The Deputy Speaker is first in line to take the Chair in the absence of the Speaker. The Deputy Speaker is also ex officio the Chair of the Committee of the Whole House. The next three presiding officers are entitled deputy chairs of the Committee of the Whole House.

As with the Speaker, the other presiding officers are required to remain impartial in the Chair, but are not required to resign from their political party. They may participate in debate and vote as with any other member, when not in the Chair.

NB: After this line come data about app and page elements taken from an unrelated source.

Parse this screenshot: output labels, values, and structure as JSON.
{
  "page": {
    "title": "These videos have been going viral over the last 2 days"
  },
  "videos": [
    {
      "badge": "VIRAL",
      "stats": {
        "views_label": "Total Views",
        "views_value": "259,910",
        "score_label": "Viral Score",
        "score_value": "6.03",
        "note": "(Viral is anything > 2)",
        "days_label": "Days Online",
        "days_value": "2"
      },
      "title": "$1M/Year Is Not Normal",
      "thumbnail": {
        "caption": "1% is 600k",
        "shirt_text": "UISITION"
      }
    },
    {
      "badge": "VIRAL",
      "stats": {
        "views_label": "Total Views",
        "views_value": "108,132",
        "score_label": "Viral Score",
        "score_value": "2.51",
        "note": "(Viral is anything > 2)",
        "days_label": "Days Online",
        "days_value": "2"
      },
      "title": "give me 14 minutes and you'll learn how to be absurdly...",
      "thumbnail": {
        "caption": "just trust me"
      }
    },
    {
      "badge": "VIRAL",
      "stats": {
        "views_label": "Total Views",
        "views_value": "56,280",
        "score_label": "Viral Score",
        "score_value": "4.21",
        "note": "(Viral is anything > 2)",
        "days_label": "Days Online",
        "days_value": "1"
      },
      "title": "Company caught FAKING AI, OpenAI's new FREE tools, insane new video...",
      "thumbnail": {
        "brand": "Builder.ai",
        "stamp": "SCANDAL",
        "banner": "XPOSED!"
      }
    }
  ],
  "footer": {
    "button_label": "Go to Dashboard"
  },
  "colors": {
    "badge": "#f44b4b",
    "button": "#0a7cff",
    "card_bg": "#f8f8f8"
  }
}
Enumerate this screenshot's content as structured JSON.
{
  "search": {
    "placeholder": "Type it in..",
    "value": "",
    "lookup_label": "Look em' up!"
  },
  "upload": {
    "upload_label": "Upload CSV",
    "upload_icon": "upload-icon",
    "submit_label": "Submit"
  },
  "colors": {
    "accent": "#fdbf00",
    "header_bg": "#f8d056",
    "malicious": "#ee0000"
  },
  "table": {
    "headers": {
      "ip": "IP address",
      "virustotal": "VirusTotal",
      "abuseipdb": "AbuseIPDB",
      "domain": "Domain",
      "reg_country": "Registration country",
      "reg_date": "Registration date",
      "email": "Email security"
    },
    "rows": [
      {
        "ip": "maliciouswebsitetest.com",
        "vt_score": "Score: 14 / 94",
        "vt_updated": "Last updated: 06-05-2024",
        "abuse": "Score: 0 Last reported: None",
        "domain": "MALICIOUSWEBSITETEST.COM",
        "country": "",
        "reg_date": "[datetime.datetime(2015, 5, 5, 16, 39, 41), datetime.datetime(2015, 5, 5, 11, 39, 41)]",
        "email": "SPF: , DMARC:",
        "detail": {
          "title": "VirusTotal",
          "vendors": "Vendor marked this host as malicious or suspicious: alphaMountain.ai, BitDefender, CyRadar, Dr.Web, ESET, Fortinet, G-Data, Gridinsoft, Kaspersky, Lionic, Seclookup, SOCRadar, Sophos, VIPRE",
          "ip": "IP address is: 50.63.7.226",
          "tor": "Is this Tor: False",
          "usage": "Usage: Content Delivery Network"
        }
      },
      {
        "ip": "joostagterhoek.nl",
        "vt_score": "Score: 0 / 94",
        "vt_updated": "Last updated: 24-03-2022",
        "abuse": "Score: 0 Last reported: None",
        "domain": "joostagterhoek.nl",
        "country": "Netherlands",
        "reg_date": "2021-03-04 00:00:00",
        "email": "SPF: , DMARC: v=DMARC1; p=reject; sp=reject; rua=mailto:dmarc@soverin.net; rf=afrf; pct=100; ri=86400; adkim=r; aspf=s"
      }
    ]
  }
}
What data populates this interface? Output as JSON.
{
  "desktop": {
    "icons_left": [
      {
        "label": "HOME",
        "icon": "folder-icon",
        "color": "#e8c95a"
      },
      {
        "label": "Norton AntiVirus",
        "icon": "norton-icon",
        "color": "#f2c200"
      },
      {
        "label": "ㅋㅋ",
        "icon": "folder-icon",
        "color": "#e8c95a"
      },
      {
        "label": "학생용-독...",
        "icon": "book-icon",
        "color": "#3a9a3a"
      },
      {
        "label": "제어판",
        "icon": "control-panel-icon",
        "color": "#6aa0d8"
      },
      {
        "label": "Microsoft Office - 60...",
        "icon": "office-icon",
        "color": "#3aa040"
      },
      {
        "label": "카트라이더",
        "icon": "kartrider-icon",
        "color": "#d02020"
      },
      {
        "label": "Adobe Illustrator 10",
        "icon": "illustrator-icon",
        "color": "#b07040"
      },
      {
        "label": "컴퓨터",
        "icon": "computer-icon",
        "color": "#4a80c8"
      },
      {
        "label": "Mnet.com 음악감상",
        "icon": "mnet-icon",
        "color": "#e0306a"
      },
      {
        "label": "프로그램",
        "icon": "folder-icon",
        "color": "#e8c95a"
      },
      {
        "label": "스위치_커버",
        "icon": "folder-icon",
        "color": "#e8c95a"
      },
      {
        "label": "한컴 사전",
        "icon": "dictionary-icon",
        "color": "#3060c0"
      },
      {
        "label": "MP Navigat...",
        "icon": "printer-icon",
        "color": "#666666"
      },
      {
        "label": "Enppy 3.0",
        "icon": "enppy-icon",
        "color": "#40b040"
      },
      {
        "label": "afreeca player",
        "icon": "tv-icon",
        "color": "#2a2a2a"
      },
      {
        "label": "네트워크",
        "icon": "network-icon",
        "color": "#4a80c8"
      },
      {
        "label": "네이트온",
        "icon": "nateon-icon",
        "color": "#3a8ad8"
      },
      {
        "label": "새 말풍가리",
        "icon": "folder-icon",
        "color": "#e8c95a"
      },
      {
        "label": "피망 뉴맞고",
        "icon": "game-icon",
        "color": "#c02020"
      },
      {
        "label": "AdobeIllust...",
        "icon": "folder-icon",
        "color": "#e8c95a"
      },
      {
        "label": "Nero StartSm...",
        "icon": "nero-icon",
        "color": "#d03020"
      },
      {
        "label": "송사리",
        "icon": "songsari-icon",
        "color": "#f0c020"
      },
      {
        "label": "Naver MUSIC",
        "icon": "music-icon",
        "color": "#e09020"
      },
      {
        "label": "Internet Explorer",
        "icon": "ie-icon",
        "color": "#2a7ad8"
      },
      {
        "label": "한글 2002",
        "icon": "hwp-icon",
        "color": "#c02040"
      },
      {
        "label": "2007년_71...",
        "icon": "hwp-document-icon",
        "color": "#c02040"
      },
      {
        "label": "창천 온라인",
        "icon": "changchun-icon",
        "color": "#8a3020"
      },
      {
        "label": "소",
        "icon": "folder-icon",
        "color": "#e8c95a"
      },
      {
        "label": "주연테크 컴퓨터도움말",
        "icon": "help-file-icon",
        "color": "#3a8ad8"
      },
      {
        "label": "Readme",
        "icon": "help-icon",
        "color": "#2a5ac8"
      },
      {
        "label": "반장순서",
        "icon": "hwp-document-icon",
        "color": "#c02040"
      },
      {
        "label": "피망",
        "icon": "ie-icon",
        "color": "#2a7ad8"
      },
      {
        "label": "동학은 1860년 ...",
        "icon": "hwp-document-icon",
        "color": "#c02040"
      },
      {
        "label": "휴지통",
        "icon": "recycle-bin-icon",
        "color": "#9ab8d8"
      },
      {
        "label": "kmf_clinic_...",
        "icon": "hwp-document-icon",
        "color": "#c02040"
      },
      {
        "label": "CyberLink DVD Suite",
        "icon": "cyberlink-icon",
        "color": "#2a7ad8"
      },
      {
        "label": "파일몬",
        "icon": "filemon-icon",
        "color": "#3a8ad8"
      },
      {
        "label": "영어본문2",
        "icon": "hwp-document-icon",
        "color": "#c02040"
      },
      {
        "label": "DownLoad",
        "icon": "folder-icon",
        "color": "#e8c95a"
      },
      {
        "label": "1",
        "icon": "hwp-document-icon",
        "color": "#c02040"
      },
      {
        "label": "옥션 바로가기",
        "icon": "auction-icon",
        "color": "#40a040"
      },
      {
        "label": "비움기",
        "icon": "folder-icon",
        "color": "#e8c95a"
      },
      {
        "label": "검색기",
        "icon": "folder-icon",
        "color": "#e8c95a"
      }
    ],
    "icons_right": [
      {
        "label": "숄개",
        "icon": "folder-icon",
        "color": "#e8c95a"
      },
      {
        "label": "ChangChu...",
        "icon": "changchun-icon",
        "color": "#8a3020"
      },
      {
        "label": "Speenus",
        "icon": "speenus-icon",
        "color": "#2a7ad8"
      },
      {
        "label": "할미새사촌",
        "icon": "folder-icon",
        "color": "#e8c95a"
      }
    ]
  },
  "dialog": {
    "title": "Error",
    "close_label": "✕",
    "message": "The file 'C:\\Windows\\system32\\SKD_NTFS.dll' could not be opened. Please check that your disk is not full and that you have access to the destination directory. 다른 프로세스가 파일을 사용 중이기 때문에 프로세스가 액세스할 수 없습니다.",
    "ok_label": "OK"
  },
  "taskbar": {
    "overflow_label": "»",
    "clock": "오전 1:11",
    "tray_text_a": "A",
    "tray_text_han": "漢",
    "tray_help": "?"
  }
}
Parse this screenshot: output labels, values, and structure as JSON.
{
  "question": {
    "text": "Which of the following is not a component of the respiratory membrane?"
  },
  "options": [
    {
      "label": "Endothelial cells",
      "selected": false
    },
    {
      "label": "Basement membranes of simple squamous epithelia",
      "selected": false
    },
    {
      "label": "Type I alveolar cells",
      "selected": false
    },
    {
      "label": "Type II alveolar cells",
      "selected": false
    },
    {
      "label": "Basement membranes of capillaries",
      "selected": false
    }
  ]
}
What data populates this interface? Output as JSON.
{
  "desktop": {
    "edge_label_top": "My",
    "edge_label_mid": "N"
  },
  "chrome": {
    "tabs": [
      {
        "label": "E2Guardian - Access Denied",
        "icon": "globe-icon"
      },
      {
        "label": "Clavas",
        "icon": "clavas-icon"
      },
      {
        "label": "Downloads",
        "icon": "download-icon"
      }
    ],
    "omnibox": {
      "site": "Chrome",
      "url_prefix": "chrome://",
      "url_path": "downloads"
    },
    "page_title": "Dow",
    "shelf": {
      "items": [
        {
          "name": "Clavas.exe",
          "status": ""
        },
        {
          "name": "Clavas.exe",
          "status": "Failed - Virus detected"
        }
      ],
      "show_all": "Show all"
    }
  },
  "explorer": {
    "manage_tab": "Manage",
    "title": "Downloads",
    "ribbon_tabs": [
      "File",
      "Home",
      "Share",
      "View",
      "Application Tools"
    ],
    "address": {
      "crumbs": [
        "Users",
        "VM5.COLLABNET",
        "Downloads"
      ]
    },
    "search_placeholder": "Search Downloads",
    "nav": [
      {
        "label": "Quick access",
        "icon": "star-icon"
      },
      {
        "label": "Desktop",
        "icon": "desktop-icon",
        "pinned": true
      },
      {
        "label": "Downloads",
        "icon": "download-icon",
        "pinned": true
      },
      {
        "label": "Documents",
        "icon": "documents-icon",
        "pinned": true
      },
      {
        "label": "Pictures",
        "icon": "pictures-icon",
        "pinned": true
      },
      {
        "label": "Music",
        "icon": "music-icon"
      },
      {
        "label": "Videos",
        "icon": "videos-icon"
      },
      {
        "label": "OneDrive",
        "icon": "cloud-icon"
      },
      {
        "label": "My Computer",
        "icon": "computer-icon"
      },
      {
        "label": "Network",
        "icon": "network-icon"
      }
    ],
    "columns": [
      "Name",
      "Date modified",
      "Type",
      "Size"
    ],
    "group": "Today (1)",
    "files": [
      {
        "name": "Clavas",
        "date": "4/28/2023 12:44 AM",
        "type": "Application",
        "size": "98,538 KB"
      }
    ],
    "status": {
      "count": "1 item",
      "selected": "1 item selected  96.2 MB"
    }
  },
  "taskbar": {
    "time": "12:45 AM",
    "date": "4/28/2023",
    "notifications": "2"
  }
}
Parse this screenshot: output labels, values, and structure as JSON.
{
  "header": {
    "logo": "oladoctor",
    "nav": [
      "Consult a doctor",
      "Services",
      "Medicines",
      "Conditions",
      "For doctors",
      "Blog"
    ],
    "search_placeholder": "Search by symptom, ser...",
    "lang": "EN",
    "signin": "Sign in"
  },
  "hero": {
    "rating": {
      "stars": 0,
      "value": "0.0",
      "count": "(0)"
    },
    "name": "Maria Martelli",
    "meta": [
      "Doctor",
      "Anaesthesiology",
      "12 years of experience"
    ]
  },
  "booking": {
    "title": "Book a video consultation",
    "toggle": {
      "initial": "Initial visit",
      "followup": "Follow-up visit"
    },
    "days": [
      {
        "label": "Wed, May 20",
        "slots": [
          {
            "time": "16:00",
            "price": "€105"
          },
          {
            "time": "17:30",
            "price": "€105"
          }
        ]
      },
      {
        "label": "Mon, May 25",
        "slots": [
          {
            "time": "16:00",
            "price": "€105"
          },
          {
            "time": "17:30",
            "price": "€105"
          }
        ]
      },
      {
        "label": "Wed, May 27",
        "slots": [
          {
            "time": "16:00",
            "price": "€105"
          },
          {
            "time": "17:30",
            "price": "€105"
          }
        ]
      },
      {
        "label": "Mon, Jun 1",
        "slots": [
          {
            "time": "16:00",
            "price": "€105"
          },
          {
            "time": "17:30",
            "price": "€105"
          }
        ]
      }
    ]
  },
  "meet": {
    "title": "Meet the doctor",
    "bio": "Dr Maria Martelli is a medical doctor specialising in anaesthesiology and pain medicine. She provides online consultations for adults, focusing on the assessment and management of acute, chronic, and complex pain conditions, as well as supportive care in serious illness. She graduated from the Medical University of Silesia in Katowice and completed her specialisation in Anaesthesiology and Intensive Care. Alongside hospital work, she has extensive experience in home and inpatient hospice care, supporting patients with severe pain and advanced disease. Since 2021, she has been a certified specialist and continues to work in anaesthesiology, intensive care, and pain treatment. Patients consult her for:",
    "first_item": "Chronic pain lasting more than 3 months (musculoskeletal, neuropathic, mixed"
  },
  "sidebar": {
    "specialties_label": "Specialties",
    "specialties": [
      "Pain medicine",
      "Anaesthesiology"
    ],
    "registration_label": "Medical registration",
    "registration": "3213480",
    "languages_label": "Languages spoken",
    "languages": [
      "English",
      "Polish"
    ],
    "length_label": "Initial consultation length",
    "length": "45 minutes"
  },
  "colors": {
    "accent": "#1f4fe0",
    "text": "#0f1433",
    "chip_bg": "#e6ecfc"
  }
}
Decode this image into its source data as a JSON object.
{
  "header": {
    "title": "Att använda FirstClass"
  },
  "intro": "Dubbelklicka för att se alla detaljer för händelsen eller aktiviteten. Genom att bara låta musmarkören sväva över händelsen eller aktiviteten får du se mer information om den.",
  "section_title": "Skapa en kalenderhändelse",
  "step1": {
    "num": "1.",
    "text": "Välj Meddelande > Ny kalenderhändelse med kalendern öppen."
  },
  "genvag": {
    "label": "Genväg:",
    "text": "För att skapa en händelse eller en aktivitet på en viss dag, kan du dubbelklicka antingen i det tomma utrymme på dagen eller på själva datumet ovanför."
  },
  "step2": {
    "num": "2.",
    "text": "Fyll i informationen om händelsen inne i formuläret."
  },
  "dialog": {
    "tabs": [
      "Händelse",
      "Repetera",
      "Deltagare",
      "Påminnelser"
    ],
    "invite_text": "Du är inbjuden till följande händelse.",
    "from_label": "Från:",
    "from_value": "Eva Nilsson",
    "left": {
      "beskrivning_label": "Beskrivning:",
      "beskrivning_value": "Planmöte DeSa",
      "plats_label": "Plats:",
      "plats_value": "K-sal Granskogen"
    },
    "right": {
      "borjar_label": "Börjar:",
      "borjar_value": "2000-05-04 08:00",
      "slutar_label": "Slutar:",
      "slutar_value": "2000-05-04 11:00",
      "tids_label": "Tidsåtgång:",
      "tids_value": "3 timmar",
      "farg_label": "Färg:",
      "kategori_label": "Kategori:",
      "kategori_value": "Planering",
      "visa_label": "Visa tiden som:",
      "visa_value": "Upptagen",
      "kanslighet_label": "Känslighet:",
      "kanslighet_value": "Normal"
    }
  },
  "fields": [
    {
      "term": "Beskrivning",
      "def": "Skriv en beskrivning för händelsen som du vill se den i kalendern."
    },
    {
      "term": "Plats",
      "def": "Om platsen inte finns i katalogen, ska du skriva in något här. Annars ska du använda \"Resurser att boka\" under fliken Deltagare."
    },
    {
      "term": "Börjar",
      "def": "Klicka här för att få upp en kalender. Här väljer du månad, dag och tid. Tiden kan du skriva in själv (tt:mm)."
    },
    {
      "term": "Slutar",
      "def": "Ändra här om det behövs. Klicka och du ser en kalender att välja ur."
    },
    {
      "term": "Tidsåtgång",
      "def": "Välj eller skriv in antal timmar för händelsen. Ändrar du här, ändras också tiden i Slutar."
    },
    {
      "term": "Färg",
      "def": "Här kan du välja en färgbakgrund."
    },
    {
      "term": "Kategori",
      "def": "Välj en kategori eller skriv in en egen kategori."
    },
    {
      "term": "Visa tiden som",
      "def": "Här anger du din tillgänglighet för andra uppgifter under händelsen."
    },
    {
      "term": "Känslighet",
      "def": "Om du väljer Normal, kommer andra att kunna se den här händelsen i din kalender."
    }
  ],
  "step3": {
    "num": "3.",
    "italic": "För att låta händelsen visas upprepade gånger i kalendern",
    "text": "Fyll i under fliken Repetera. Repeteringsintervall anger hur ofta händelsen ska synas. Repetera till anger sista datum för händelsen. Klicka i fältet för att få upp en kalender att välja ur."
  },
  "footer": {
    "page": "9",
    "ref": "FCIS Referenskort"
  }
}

| Title | Incumbent | Party |
|---|---|---|
| Speaker of the Legislative Assembly | Donna Skelly | Progressive Conservative Party of Ontario |
| Deputy Speaker and Chair of the Committee of the Whole House | Effie Triantafilopoulos | Progressive Conservative Party of Ontario |
| First Deputy Chair of the Committee of the Whole House | Jennifer French | New Democratic Party of Ontario |
| Second Deputy Chair of the Committee of the Whole House | Ric Bresee | Progressive Conservative Party of Ontario |
| Third Deputy Chair of the Committee of the Whole House | Andrea Hazell | Ontario Liberal Party |

==Residence==
The Speaker once had both reception space and an apartment within the Ontario Legislative Building. After the closure of Chorley Park in 1937, the reception space was transferred over to the Lieutenant Governor of Ontario, as a non-residential vice regal suite. The Speaker maintains a residence at the Legislature, known as the Speaker's Apartment.